Soni mengarahkan pandangan matanya yang mulai terasa kabur tersumbat air mata. “Kenapa tidak diobati?”

Early mengangkat bahu.”Kurasa itu pertanyaan yang gak perlu jawaban deh Son. Kita tahu miskinnya pemerintah kita, miskinnya panti asuhan, biaya pengobatan yang mahal, dll. Yang gitu-gitu gak usah diomongin, mumet kepala. Lanjut soal Dara ya, hebatnya lagi, ia masih bisa bercita-cita lho. Tahu gak apa cita-citanya? Jadi dokter! Dan waktu ditanya kenapa sama bunda alias ibu kepala panti, tahu gak jawabannya apa? Gini ‘biar orang-orang yang mau ke surga kayak Dara gak ngerasain rasa sakit dan sedih lagi’. Bayangin, ia pingin jadi dokter yang mempersiapkan pasiennya menghadapi kematian dengan positif! Yah, gak salah juga saja sih…” early terus saja berceloteh tentang Dara. Sedang Soni, dengan matanya yang tersa makin berat menahan beban air mata menatap ke arah Dara dan kelompok teman-temannya. Ah, anak sekecil itu, apa yang dia tahu tentang hidup? Mungkin lebih banyak dari yang ia tahu.

Di tengah celotehan Early, suara riuh anak-anak panti yang tengah bermain, dan gemuruh hatinya sendiri, Sony merasa sangat beruntung.
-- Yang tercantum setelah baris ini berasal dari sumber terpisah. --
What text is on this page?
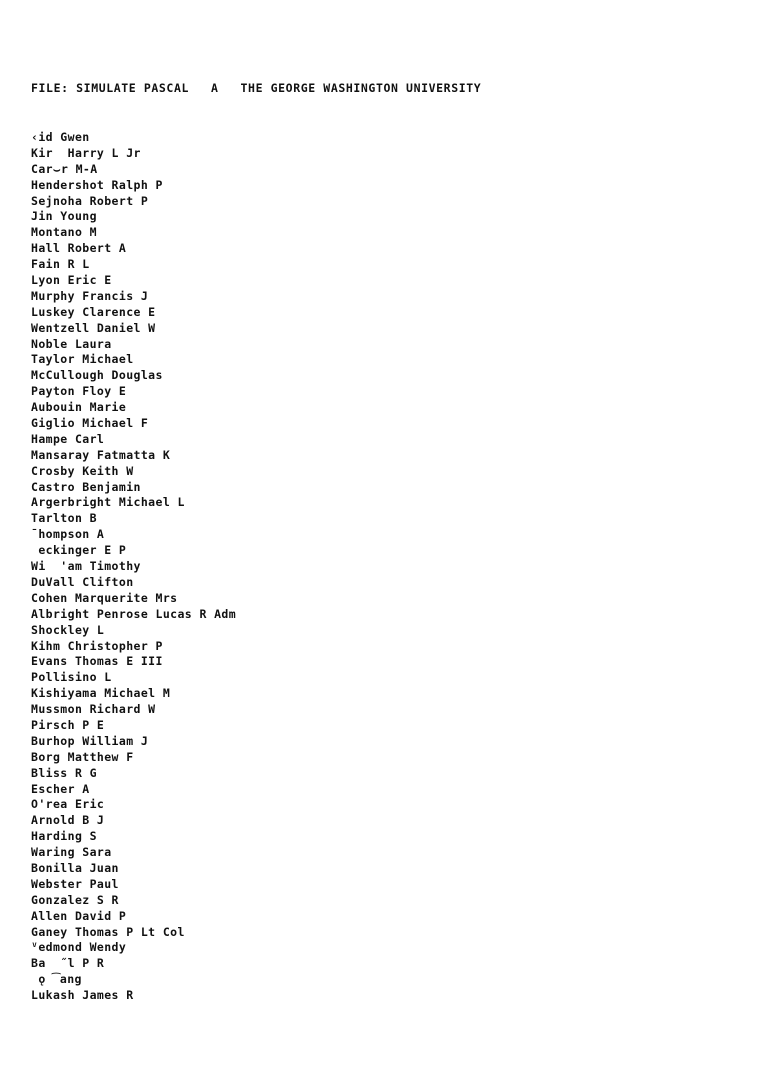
FILE: SIMULATE PASCAL A THE GEORGE WASHINGTON UNIVERSITY
‹id Gwen
Kir  Harry L Jr
Car⌣r M-A
Hendershot Ralph P
Sejnoha Robert P
Jin Young
Montano M
Hall Robert A
Fain R L
Lyon Eric E
Murphy Francis J
Luskey Clarence E
Wentzell Daniel W
Noble Laura
Taylor Michael
McCullough Douglas
Payton Floy E
Aubouin Marie
Giglio Michael F
Hampe Carl
Mansaray Fatmatta K
Crosby Keith W
Castro Benjamin
Argerbright Michael L
Tarlton B
ˉhompson A
eckinger E P
Wi  'am Timothy
DuVall Clifton
Cohen Marquerite Mrs
Albright Penrose Lucas R Adm
Shockley L
Kihm Christopher P
Evans Thomas E III
Pollisino L
Kishiyama Michael M
Mussmon Richard W
Pirsch P E
Burhop William J
Borg Matthew F
Bliss R G
Escher A
O'rea Eric
Arnold B J
Harding S
Waring Sara
Bonilla Juan
Webster Paul
Gonzalez S R
Allen David P
Ganey Thomas P Lt Col
ⱽedmond Wendy
Ba  ˝l P R
ǫ ͡ang
Lukash James R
Beruntung, Karena ia telah diberi kehidupan yang bahagia. Dan diberi kesempatan untuk sadar bahwa ia bahagian dan beruntung. Sakit kepalanya mulai datang kembali, tapi Soni tidak menghiraukannya. Ia hanya ingin menumpahkan segenap perasaannya. Biar lega, biar hilang semua benci, semua sakit. Lamat-lamat suara nge-bas Early terdengar,“Eh Son, kok nangis sih? Son? Soni! Aduuh…jangan pingsan disini dunk!”